Pela primeira vez na história da astrofísica, pesquisadores alcançaram um marco científico ao simular a Via Láctea com mais de 100 bilhões de estrelas ao longo de dez mil anos. Este é o modelo mais preciso de nossa galáxia já criado. A façanha foi possível graças à integração de inteligência artificial (IA) com simulações numéricas de alto desempenho, resultando em um modelo que não apenas representa 100 vezes mais estrelas do que os antecessores, mas também foi produzido mais de 100 vezes mais rapidamente.
Inovação e Aplicações
O trabalho foi liderado por Keiya Hirashima, do Centro RIKEN no Japão, em colaboração com as Universidades de Tóquio e Barcelona. O estudo foi apresentado na prestigiada conferência internacional de supercomputação SC ’25.
Hirashima ressalta que essa conquista representa uma “mudança fundamental” na forma de abordar problemas complexos nas ciências computacionais. Além da astrofísica, o método tem potencial para ser aplicado em diversos fenômenos multiescala, como mudanças climáticas e padrões meteorológicos.
O pesquisador também enfatiza que a IA agora transcende o reconhecimento de padrões, tornando-se uma ferramenta genuína para a descoberta científica, que pode ajudar a rastrear a origem dos elementos que formaram a vida em nossa galáxia.
Superando o Desafio da Escala
Simular a Via Láctea sempre foi crucial para testar teorias de formação galáctica, mas esbarrava em limitações técnicas.
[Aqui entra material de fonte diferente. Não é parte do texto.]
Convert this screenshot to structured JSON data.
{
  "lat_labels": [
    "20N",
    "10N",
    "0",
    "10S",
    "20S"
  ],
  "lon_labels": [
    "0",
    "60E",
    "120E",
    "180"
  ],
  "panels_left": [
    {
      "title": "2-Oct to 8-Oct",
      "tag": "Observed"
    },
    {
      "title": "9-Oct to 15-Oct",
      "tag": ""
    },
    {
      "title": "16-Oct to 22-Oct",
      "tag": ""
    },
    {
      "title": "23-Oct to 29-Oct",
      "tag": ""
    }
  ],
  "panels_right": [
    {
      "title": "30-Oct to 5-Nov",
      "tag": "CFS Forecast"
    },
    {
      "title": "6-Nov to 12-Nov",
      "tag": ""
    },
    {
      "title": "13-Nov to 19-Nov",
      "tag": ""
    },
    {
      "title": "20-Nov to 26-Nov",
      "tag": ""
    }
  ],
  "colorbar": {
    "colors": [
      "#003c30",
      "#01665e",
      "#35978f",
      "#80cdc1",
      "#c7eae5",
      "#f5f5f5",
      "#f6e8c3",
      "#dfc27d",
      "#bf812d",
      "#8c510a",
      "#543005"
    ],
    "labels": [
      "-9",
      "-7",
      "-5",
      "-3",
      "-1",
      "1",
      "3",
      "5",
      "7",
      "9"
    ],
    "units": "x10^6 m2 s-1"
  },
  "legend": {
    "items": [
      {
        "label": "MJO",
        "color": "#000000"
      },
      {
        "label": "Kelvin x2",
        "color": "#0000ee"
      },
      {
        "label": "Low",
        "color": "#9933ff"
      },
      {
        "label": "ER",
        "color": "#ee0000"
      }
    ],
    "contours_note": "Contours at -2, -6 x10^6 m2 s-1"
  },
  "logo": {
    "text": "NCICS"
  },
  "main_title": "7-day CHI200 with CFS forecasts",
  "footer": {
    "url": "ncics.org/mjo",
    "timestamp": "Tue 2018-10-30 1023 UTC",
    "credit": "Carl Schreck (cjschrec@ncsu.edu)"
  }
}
As simulações tradicionais precisam conciliar fenômenos em escalas muito diferentes, como gravidade, dinâmica de fluidos e explosões de supernovas.
Anteriormente, os modelos mais avançados tinham um limite de massa de cerca de um bilhão de sóis, o que obrigava os cientistas a modelar aglomerados de estrelas (com massa equivalente a 100 sóis) como se fossem uma única “partícula”.
O maior obstáculo era a simulação no nível de estrela individual. Utilizando métodos antigos, simular a evolução da galáxia por um bilhão de anos exigiria mais de 36 anos de processamento, já que cada milhão de anos de tempo de simulação levava 315 horas para ser processado.
A Solução Acelerada por IA
Para resolver essa limitação, a equipe desenvolveu uma nova abordagem: a combinação de um modelo substituto de aprendizado profundo com as simulações físicas.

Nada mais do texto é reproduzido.